FTY reduces GvHD-associated tissue infiltration. Large-bowel tissues are shown (×50) from one representative animal in each group. Lethally irradiated B6D2F1 mice (9.75 Gy) were reconstituted with either syngeneic BMCs (5 × 10⁶) and spleen cells (1 × 10⁶) for hematopoietic rescue (n = 2), or an inoculum of haplotype-mismatched GvHD-inducing allogeneic BMCs (5 × 10⁶) and spleen cells (1 × 10⁶) from C3D2F1 mice with (n = 7) or without (n = 7) 3 mg/kg/d FTY (days 0–11 or 0–13). Tissues are from representative animals of the syngeneic control group (a), the untreated allogeneic group (b), and the FTY-treated allogeneic group (c) that were sacrificed on day 13 post-BMT.

Figure 4

FTY inhibits GvHD mortality while permitting GvL effects to be observed. Survival curves of nonleukemic control groups (a) and leukemic groups (b) are shown. (a) Nonleukemic groups received syngeneic B6D2F1 BMCs (5 × 10⁶) with either H₂O (open inverted triangles; n = 7) or FTY (3 mg/kg/d; open circles; n = 4); or they received allogeneic haplotype-mismatched C3D2F1 BMCs (5 × 10⁶) and spleen cells (3 × 10⁶) with either H₂O (filled squares; n = 10) or 3 mg/kg/d FTY from day 0 until day 29 post-BMT (filled triangles; n = 10). (b) Leukemic groups received 5,000 EL4 cells on day 0. Mice received 5 × 10⁶ syngeneic B6D2F1 BMCs alone (×’s; n = 6) or with FTY (3 mg/kg/d; open diamonds; n = 6).
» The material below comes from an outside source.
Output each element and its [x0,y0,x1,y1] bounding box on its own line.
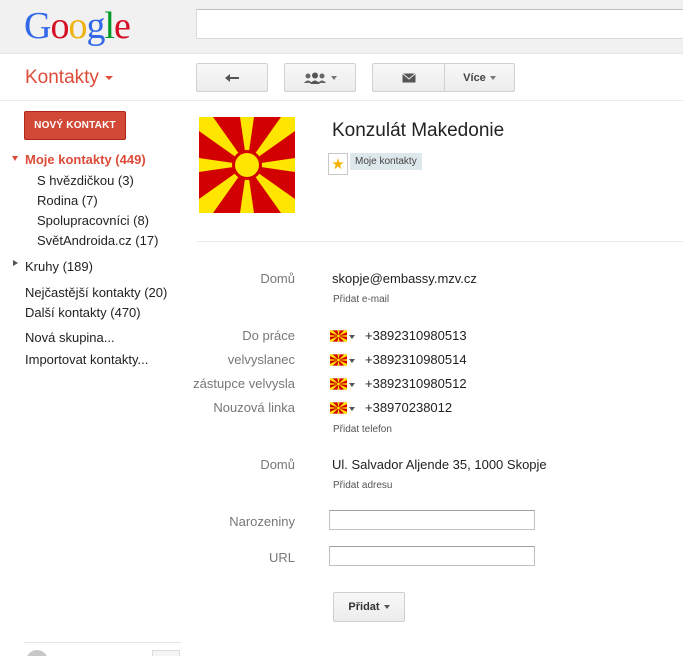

Allogeneic groups received haplotype-mismatched C3D2F1 BMCs (5 × 10⁶) and spleen cells (1 × 10⁶) with either H₂O (filled inverted triangles; n = 10) or FTY treatment (*; n = 10).

Figure 5

FTY reduces clinical GvHD while preserving GvL. (a) Mortality. (b and c) Weight curves of the syngeneic (b) and allogeneic (c) groups. Lethally irradiated B6D2F1 mice received haplotype-mismatched allogeneic C3D2F1 BMCs (5 × 10⁶) and spleen cells (1 × 10⁶), with either H₂O (filled squares; n = 10) or 3 mg/kg FTY treatment from day 0 until day 29 post-BMT (filled triangles; n = 10). Five thousand EL4 cells were administered to allogeneic groups on the day of BMT with H₂O (filled inverted triangles; n = 10) or with FTY treatment (open diamonds; n = 10). Syngeneic control groups received 5 × 10⁶ B6D2F1 BMCs with H₂O (open inverted triangles; n = 5), with FTY (3 mg/kg; open circles; n = 5), or with 5,000 EL4 cells (×’s; n = 5).